Le changement de batterie et la réinitialisation n’ayant rien donné, vous vous résignez à accepter la seule solution qui s’impose à l’esprit de votre interlocuteur après tous ces pseudo-tests et brainstorming. Il faut changer l’appareil et là, miracle, on peut justement vous en proposer un d’occasion (mais comme neuf, promis, juré) pour seulement 330€. Au final, vous vous retrouvez comme 3 semaines auparavant, avec le même appareil, la même autonomie et les mêmes fonctionnalités mais délesté de 179€ (je me suis un peu fâché, ça a fait effet). Le gain pour Apple est de 509€ car je ne doute pas que mon ancien appareil sera revendu au « client » suivant.

Preuve que cette technique de créativité est efficace.

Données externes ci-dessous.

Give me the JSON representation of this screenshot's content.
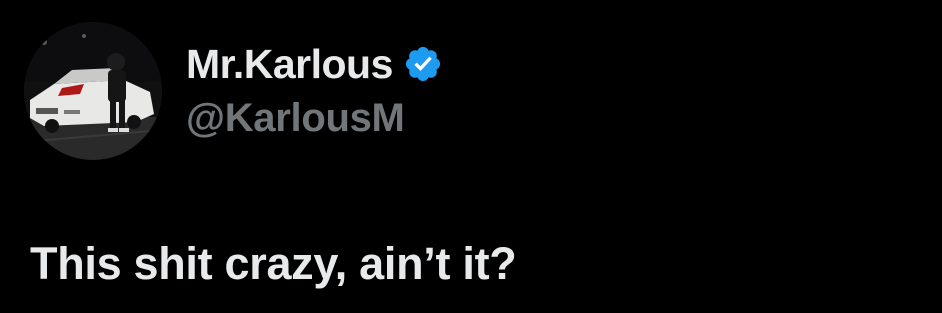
{
  "author": {
    "display_name": "Mr.Karlous",
    "handle": "@KarlousM",
    "verified": true,
    "avatar_icon": "profile-photo-car"
  },
  "tweet": {
    "text": "This shit crazy, ain’t it?"
  },
  "colors": {
    "background": "#000000",
    "primary_text": "#e7e9ea",
    "secondary_text": "#71767b",
    "verified_badge": "#1d9bf0"
  }
}
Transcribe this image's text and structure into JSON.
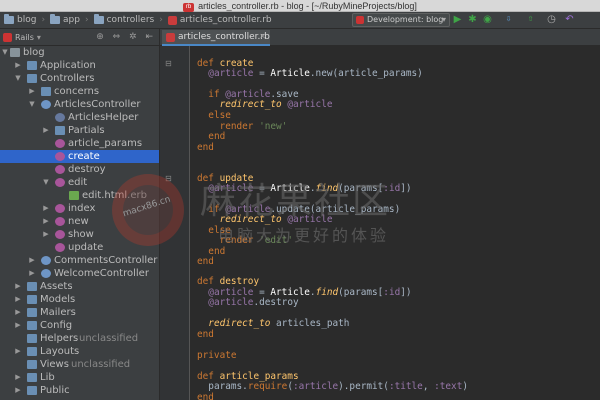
{
  "window": {
    "title": "articles_controller.rb - blog - [~/RubyMineProjects/blog]"
  },
  "navbar": {
    "crumbs": [
      "blog",
      "app",
      "controllers",
      "articles_controller.rb"
    ],
    "run_config": "Development: blog"
  },
  "colors": {
    "selection": "#2f65ca",
    "accent_tab": "#4a88c7",
    "ruby_red": "#c93c3c",
    "run_green": "#3fa447"
  },
  "sidebar": {
    "header": "Rails",
    "tree": [
      {
        "label": "blog"
      },
      {
        "label": "Application"
      },
      {
        "label": "Controllers"
      },
      {
        "label": "concerns"
      },
      {
        "label": "ArticlesController"
      },
      {
        "label": "ArticlesHelper"
      },
      {
        "label": "Partials"
      },
      {
        "label": "article_params"
      },
      {
        "label": "create"
      },
      {
        "label": "destroy"
      },
      {
        "label": "edit"
      },
      {
        "label": "edit.html.erb"
      },
      {
        "label": "index"
      },
      {
        "label": "new"
      },
      {
        "label": "show"
      },
      {
        "label": "update"
      },
      {
        "label": "CommentsController"
      },
      {
        "label": "WelcomeController"
      },
      {
        "label": "Assets"
      },
      {
        "label": "Models"
      },
      {
        "label": "Mailers"
      },
      {
        "label": "Config"
      },
      {
        "label": "Helpers",
        "note": "unclassified"
      },
      {
        "label": "Layouts"
      },
      {
        "label": "Views",
        "note": "unclassified"
      },
      {
        "label": "Lib"
      },
      {
        "label": "Public"
      }
    ]
  },
  "editor": {
    "tab": "articles_controller.rb",
    "lines": [
      "def create",
      "@article = Article.new(article_params)",
      "",
      "if @article.save",
      "redirect_to @article",
      "else",
      "render 'new'",
      "end",
      "end",
      "",
      "def update",
      "@article = Article.find(params[:id])",
      "",
      "if @article.update(article_params)",
      "redirect_to @article",
      "else",
      "render 'edit'",
      "end",
      "end",
      "",
      "def destroy",
      "@article = Article.find(params[:id])",
      "@article.destroy",
      "",
      "redirect_to articles_path",
      "end",
      "",
      "private",
      "",
      "def article_params",
      "params.require(:article).permit(:title, :text)",
      "end"
    ]
  },
  "watermark": {
    "title": "麻花果社区",
    "slogan": "电脑大为更好的体验",
    "site": "macx86.cn"
  }
}
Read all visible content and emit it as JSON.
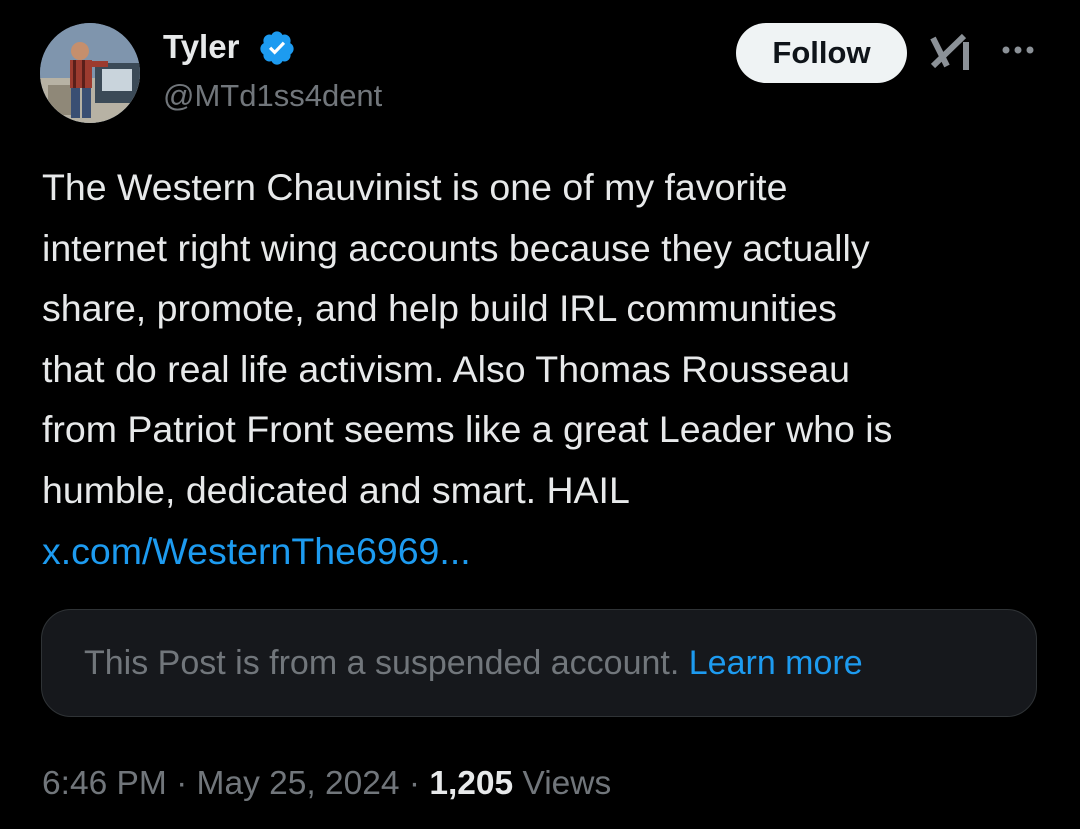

Revenons à la créativité :

La technique créative qu’utilise Apple que j’appelle ici « mise à mort » et d’autre plus savant « obsolescence programmée » est en fait le principe inventif n°10 « Action préalable » de TRIZ :

10.1 : Si un objet subit des effets négatifs de l'environnement, créer les conditions préalables évitant à l'objet d'être endommagé par ces effets négatifs.

10.2 : Si un objet doit être modifié et que la modification est problématique, appliquer de manière anticipative un changement partiel ou complet

Ce principe est très largement utilisé, c’est le principe de base de la maintenance préventive. Il sert également à résoudre de nombreuses contradictions techniques comme par exemple : il est nécessaire d’appliquer une force sur une plaque de béton mais alors l’épaisseur doit être grande pour une grande résistance mécanique. Or je souhaite une plaque d’épaisseur fine pour des raisons de poids. Il y a contradiction entre la forme (paramètre 12) et la résistance (paramètre 14). Une solution inventive qui permet de résoudre cette contradiction est d’appliquer de manière préalable une force sur le béton qui compensera la force qui sera appliquée en cours d’utilisation. C’est le béton pré-contraint.

Apple est certainement une entreprise innovante qui utilise peut-être TRIZ. Il est dommage, pour nous clients (pas pour les actionnaires), que cette société utilise ses ressources créatives pour son seul profit et pas celui de ces clients. Il y a beaucoup de sujet sur lesquels Apple pourrait utiliser le principe inventif n°10 pour améliorer ses produits et leurs impacts écologiques puisqu’on sait d’avance que des composants et des logiciels devront être remplacés.

On nous vend l’innovation comme une valeur positive qui irait forcément dans le sens du mieux pour le client. C’est bien sûr une illusion.

La créativité, pas plus que le business, n’a de morale.